Rabo de ají

Un sorbo de aire

Pascual Gaviria
08 de febrero de 2017 - 02:00 a. m.

Es una línea insignificante, casi inadvertida en medio de los 243 artículos de cantaleta, sanciones y atribuciones del nuevo Código de Policía que tiene como apellido la palabra convivencia, añadida como una forma de cinismo involuntario. El artículo 33 habla de los “comportamientos que afectan la tranquilidad y las relaciones respetuosas de las personas”, y desliza en el numeral segundo dichos comportamientos en el “espacio público, lugares abiertos al público, o que siendo privados trasciendan a lo público”. Y entre ellos está consumo de “sustancias alcohólicas, psicoactivas o prohibidas, no autorizadas para su consumo”. La vergonzosa redacción hace que parezca un chiste furtivo el recuerdo de ese honor que se le hizo a uno de nuestros próceres al llamarlo “El hombre de las leyes”. ¿Sustancia alcohólica? Así como hay unos químicamente buenos, hay otros químicamente brutos. Pero no vale la pena distraerse en la letra de los legisladores, dejemos eso para las demandas y los alegatos contra los policías en los parques. 

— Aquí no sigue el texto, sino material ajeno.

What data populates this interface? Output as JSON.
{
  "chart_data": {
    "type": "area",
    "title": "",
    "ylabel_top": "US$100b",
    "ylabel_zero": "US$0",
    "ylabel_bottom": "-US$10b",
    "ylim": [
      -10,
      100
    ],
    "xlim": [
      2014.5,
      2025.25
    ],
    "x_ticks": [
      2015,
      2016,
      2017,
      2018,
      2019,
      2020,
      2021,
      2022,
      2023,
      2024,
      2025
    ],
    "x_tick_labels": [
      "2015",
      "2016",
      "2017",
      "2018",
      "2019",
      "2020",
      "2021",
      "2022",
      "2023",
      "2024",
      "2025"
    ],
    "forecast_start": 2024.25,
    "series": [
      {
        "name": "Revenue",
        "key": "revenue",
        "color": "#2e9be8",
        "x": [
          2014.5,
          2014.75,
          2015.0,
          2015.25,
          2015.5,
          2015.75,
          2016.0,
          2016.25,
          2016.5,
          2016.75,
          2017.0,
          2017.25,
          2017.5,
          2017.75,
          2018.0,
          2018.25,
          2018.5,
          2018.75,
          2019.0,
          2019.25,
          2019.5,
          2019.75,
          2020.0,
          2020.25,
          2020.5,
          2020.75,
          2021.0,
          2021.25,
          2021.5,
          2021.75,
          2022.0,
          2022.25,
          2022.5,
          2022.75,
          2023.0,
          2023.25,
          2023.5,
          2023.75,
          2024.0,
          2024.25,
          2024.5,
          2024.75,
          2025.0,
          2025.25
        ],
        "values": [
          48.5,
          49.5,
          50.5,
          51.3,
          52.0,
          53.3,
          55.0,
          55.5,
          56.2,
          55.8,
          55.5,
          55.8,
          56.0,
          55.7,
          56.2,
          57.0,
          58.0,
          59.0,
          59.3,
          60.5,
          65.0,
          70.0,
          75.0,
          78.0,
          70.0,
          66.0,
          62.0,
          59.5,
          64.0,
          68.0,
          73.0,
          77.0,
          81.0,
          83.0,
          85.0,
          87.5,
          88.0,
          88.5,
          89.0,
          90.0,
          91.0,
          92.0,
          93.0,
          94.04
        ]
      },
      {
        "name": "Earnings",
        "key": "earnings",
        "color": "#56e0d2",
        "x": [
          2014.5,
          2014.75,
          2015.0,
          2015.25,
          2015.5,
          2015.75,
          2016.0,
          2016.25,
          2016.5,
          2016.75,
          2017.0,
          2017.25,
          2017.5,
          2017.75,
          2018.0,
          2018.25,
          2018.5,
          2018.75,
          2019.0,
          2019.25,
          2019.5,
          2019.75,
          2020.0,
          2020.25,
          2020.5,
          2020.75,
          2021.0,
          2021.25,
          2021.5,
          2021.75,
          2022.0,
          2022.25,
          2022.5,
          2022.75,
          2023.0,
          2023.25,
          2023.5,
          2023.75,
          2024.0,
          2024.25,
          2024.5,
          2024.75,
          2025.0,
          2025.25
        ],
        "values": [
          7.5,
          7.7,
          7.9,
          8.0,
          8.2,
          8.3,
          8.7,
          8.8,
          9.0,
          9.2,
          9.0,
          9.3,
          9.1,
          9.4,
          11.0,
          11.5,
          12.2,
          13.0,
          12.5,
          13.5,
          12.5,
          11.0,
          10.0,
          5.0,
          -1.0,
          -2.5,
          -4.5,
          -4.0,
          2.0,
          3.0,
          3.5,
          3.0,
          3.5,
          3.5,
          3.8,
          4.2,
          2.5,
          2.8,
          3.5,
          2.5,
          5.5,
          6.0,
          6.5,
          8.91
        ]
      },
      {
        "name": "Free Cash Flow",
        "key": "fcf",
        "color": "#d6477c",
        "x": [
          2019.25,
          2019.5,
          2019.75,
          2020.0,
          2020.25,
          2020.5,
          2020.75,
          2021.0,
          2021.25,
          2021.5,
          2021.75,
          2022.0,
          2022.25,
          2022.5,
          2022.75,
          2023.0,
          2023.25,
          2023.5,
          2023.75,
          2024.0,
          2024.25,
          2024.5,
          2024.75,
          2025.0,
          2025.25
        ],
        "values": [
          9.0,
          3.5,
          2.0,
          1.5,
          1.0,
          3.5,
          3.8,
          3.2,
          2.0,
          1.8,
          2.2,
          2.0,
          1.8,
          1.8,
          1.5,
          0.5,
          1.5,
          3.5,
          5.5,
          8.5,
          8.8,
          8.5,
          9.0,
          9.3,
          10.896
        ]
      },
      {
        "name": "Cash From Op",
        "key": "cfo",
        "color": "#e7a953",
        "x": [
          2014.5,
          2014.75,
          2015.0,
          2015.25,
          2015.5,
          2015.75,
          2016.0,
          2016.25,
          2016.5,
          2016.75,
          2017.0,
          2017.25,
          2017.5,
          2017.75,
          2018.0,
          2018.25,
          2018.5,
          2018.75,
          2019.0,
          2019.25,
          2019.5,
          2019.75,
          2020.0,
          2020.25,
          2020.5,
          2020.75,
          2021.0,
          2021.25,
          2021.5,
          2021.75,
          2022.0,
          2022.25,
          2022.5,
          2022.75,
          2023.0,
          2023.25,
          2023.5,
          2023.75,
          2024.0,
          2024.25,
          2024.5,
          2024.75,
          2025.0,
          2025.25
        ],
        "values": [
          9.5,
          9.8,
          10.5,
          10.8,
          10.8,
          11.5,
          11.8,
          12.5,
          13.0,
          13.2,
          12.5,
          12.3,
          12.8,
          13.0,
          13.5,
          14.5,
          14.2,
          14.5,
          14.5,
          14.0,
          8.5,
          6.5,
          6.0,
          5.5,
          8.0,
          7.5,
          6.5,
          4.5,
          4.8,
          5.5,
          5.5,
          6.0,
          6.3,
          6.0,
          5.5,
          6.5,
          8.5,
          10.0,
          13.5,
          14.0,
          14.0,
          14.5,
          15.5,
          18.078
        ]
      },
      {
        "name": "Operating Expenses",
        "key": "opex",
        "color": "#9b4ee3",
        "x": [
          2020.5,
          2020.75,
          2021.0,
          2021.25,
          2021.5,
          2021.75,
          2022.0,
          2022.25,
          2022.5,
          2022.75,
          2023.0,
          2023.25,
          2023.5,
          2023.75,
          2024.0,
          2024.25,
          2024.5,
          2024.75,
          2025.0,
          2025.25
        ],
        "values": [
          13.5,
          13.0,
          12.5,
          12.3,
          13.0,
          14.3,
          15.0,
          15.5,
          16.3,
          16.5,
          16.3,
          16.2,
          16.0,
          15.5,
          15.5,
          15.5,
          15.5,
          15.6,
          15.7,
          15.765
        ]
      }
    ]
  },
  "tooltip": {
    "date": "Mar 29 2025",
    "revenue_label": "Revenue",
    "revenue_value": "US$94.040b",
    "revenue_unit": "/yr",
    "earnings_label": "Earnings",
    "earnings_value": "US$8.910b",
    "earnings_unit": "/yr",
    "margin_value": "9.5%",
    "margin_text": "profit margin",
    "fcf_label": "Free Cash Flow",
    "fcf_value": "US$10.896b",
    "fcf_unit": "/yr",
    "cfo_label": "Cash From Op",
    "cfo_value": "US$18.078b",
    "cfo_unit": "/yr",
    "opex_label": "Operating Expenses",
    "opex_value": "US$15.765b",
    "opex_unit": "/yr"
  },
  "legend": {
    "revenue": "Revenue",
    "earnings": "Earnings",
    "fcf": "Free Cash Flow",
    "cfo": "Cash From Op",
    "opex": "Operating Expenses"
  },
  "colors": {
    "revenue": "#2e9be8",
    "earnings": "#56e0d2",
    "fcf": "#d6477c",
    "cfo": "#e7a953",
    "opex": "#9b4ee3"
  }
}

Tal vez lo fundamental sea reseñar una medida que llama a la convivencia mientras la prohíbe. Que convierte en ley la tara moral que aún supone que es una ofensa tomar alcohol en público y pretende arrinconar a la gente, imponer un veto sobre los espacios comunes que ha ganado la ciudadanía por sí sola, por costumbre, por perseverancia, por el vicio de mirar al cielo y compartir al aire libre en un país donde cada año hay 100.000 denuncias por maltrato intrafamiliar, un país acostumbrado a la violencia de puertas para dentro. Veremos quién se cansa primero en los muros y las aceras.

Para los congresistas sentarse a tomar una cerveza en un parque es un atentado contra la tranquilidad y el respeto, no importa que unos artículos más adelante se permita ese mismo comportamiento, en espacio público, cuando se trata de “lugares habilitados para aglomeraciones”. Entiéndase eventos con un organizador y un patrocinador que necesitan cuadrar las cuentas y tienen permiso para vender alcohol. No importa que siempre implique más riesgo juntar a 5.000 o 10.000 personas bebiendo que soportar a los 100 o 200 espontáneos que llegan a tomarse unos tragos sin necesidad de un afiche y una boleta. En últimas, todo se reduce a que es posible beber en parques o vías públicas cuando hay taquilla y patrocinador, pero está prohibido para los bebedores por cuenta propia. Se trata también de una forma sutil de discriminación. En España una ley parecida, aprobada hace año y medio para combatir lo que allá llaman el botellón, ha demostrado ser un mecanismo eficaz para la arbitrariedad. El periodista Julio Llamazares describió hace poco cómo se aplica por parte de los policías: “En España las leyes son como los perros, solo ladran a los pobres”. Y cuenta cómo los policías se encargan de multar a bolivianos o africanos mientras los españoles siguen sus rituales de botella y se ríen de unas multas imposibles de cobrar. 

En España nadie entiende que algunos pueden tomarse sus tragos al aire libre en terrazas de bares y restaurantes mientras a unos metros, en parques y aceras, están prohibidas las mismas libaciones. Igual pasará en Colombia, los tenderos perderán su porción frente a los negocios de la copa y el mantel. También hay un desplazamiento económico detrás de esa ley para el respeto y la tranquilidad. Y lo más triste, los parques serán territorios de la sospecha. Solo sentarse será mal visto por los agentes. Florecerán los sótanos y las esquinas informales, se repetirá el estúpido juego entre contertulios y policías en los quicios de las plazas, y mientras tanto, los jíbaros, muchas veces socios de los hombres del orden, no perderán un centímetro.